The powerful 70 psi Aqua-Jet WD 5.2 wash-down pump, from the Johnson Pumps Company. After looking at many pump specifications I decided on the Aqua-Jet WD 5.2 wash-down pump from the Johnson Pumps Company. Pump. This is one of the more powerful pumps with a 70psi pressure, (about the same as a house), and easily sucks water up my boat's 4-foot freeboard. The pump also has a detachable easy to clean filter that saves having to buy a separate one. The filter also swivels, allowing the outlet hose to point forward or back making it easier to use. Included with the pump is a hand nozzle, that can be locked in the open position which makes it easier to use when cleaning an upcoming chain. The nozzle fits on the hose with a push fitting that doesn’t have to be unscrewed when you need to remove it to achieve a continuous higher flow as when emptying a dinghy or as a bilge pump. There are four large rubber feet under the baseplate of the pump, so it can be placed anywhere on deck with little fear of it damaging anything. The pump comes with fittings for 1/2-inch and 5/8-inch water hoses, and it is best to use the larger size hose, that has some 60% greater volume and gives the maximum water flow. This pump is available from most marine suppliers and on the web. (part #10-13407-07 for 12-volts but also available for 24 volts).

A simple water hose from any hareware store will do the job.I bought an inexpensive 15-foot long by 5/8-inch garden hose, which I cut into 6-foot and a 9-foot lengths and attached them to the pump fitting with clamp-type hose fittings. Six feet is long enough to easily hang over the side of my boat and the discharge pipe does not need to be very long at all because the system is portable and can be moved anywhere. To keep the end underwater I weighted it with two brass fittings from my local hardware store. One has a 5/8-inch barb for the hose and a 3/4-inch NPT thread, onto which I screwed another brass nut for added weight. There is no need for a filter on this pipe because the pump has one built in.

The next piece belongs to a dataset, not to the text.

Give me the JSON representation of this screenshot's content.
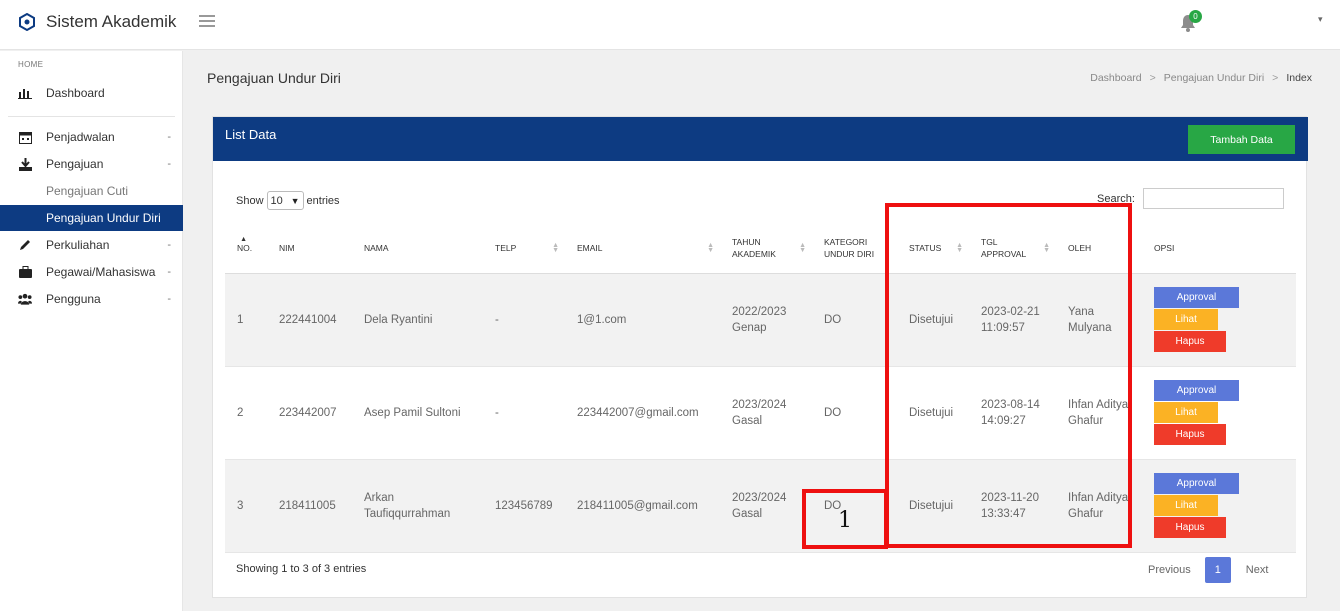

For power I found a couple of crocodile clips, like used on car jump-leads, in my local auto parts store which I soldered to a long enough 14 AWG wire to reach any of my 12-volt batteries. Do not be tempted to use a cigarette lighter type receptacle that you might have in your cockpit. They can get quite warm and shouldn’t be used for the continuous current draw of these powerful pumps, which for the Johnson 12-volt unit is 15amps on start-up.

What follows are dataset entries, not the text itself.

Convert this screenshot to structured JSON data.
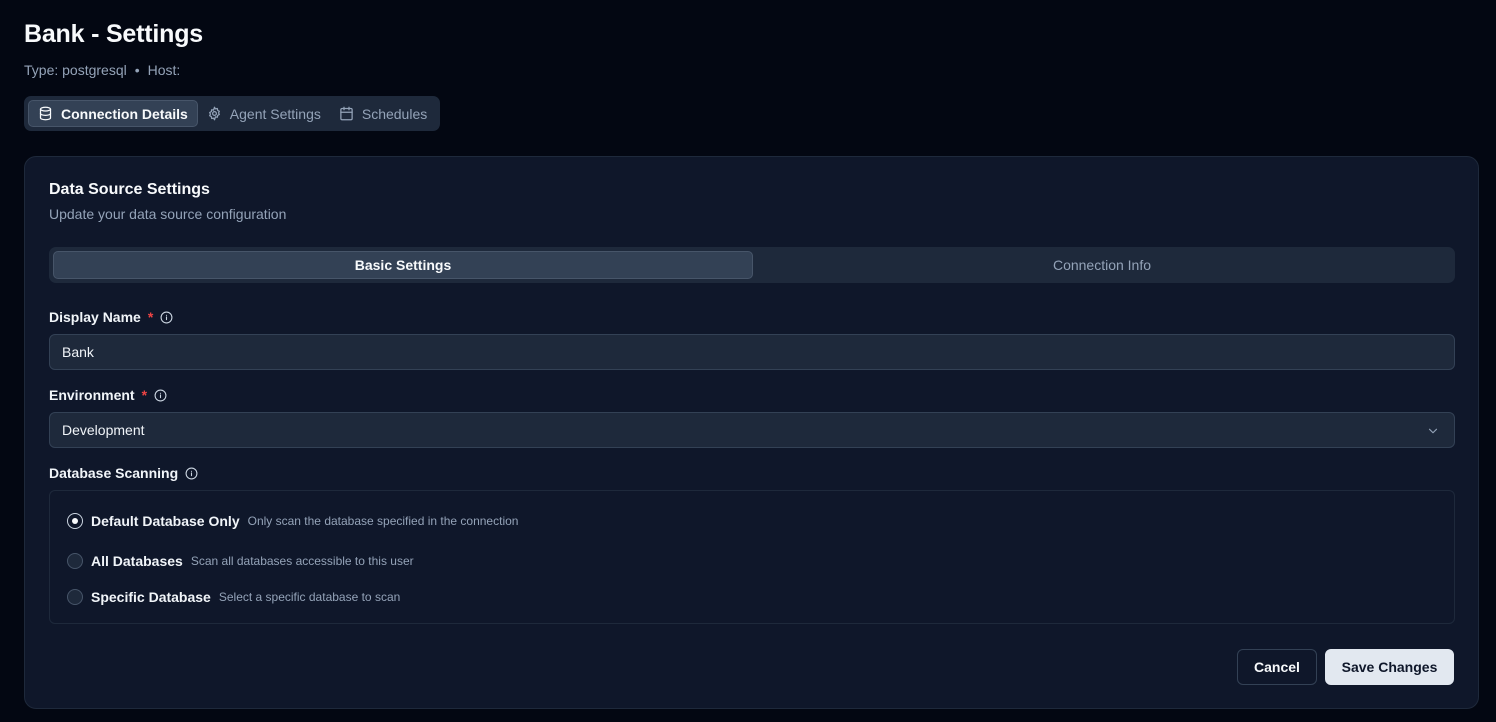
{
  "header": {
    "title": "Bank - Settings",
    "type_label": "Type: postgresql",
    "separator": "•",
    "host_label": "Host:"
  },
  "top_tabs": [
    {
      "label": "Connection Details",
      "icon": "database-icon",
      "active": true
    },
    {
      "label": "Agent Settings",
      "icon": "gear-icon",
      "active": false
    },
    {
      "label": "Schedules",
      "icon": "calendar-icon",
      "active": false
    }
  ],
  "card": {
    "title": "Data Source Settings",
    "subtitle": "Update your data source configuration"
  },
  "inner_tabs": [
    {
      "label": "Basic Settings",
      "active": true
    },
    {
      "label": "Connection Info",
      "active": false
    }
  ],
  "form": {
    "display_name": {
      "label": "Display Name",
      "required_mark": "*",
      "value": "Bank"
    },
    "environment": {
      "label": "Environment",
      "required_mark": "*",
      "value": "Development"
    },
    "scanning": {
      "label": "Database Scanning",
      "options": [
        {
          "title": "Default Database Only",
          "desc": "Only scan the database specified in the connection",
          "checked": true
        },
        {
          "title": "All Databases",
          "desc": "Scan all databases accessible to this user",
          "checked": false
        },
        {
          "title": "Specific Database",
          "desc": "Select a specific database to scan",
          "checked": false
        }
      ]
    }
  },
  "actions": {
    "cancel_label": "Cancel",
    "save_label": "Save Changes"
  },
  "colors": {
    "background": "#030712",
    "card": "#0f172a",
    "required": "#ef4444",
    "primary_button": "#e2e8f0"
  }
}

The powerful jet enables the chain to be cleaned as is comes out of the water, instead of it arriving in a big pile of sludge.To set up the hoses I hang the inlet hose through the bow, stern or midship’s mooring hawse hole in the gunwales which stops the pump from falling overboard. After clipping the power on to the nearest 12-volt battery the pump begins to hum, but nothing else happens—until the hand nozzle is squeezed whereupon the pump starts sucking water through the pipes and delivers an incredibly powerful 15-foot long jet that will knock the muck of any anchor and chain. The long-reaching jet enables me to hit the chain immediately it comes out of the water and if you have an electric windlass you can bring the chain up as quickly as you like. Washing the anchor is also easy before it even reaches the bow roller. If the pipes become clogged with sucked-up debris the pump filter is easily unscrewed and cleaned. The hoses can also be unclipped from the pump by hand with the quick-release connectors for emptying the pipes for storage.

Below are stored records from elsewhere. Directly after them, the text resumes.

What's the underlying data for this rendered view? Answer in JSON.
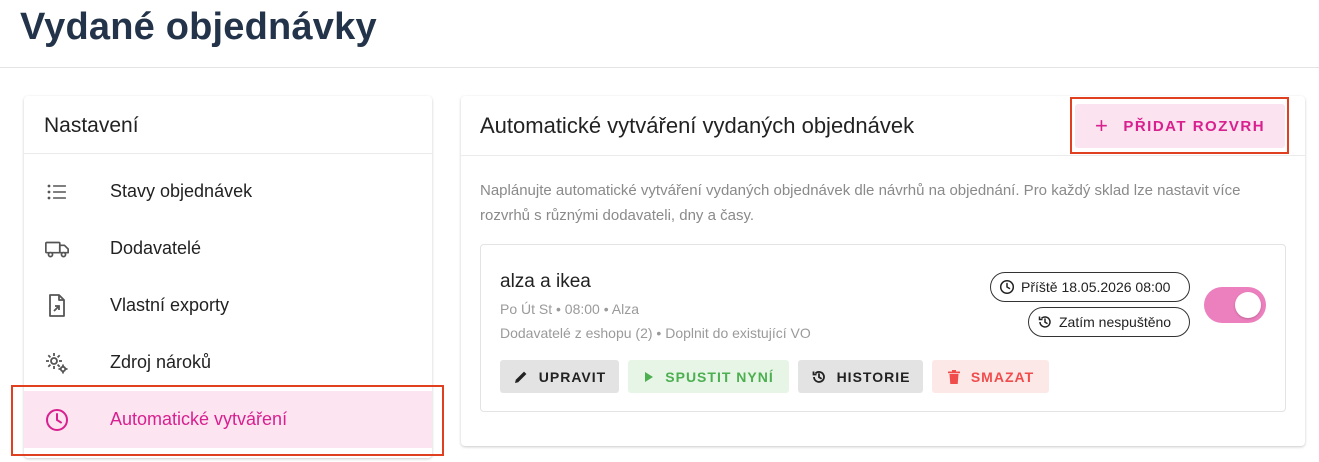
{
  "page": {
    "title": "Vydané objednávky"
  },
  "sidebar": {
    "title": "Nastavení",
    "items": [
      {
        "label": "Stavy objednávek",
        "icon": "list-icon"
      },
      {
        "label": "Dodavatelé",
        "icon": "truck-icon"
      },
      {
        "label": "Vlastní exporty",
        "icon": "file-export-icon"
      },
      {
        "label": "Zdroj nároků",
        "icon": "gears-icon"
      },
      {
        "label": "Automatické vytváření",
        "icon": "clock-icon",
        "active": true
      }
    ]
  },
  "main": {
    "title": "Automatické vytváření vydaných objednávek",
    "add_button": "PŘIDAT ROZVRH",
    "description": "Naplánujte automatické vytváření vydaných objednávek dle návrhů na objednání. Pro každý sklad lze nastavit více rozvrhů s různými dodavateli, dny a časy.",
    "schedule": {
      "name": "alza a ikea",
      "meta_line1": "Po Út St • 08:00 • Alza",
      "meta_line2": "Dodavatelé z eshopu (2) • Doplnit do existující VO",
      "next_run": "Příště 18.05.2026 08:00",
      "status": "Zatím nespuštěno",
      "enabled": true,
      "actions": {
        "edit": "UPRAVIT",
        "run": "SPUSTIT NYNÍ",
        "history": "HISTORIE",
        "delete": "SMAZAT"
      }
    }
  },
  "colors": {
    "accent": "#d8208f",
    "accent_bg": "#fce4f1",
    "toggle_on": "#ec7fbd",
    "highlight_box": "#e0401f",
    "title_dark": "#23344a",
    "run_green": "#4caf50",
    "delete_red": "#f04c4c"
  }
}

When I want to wash any part of my deck I just drop the hose over either side, connect the power and fire away. Whenever my dinghy gets full of rainwater I simply drop the end of the hose in the boat and pump it dry in just a few minutes—all from on deck—which beats climbing into the waterlogged dinghy with a hand-bailer any day! When used as a drain pump for a bilge the pump will fill a five gallon bucket in 1½ minutes.

This is a deceptively simple system that works amazingly well and very versatile for many other purposes, yet it is cheaper than a kit with a comparable power pump. That’s something of a rarity in the marine equipment business nowadays don’t you think?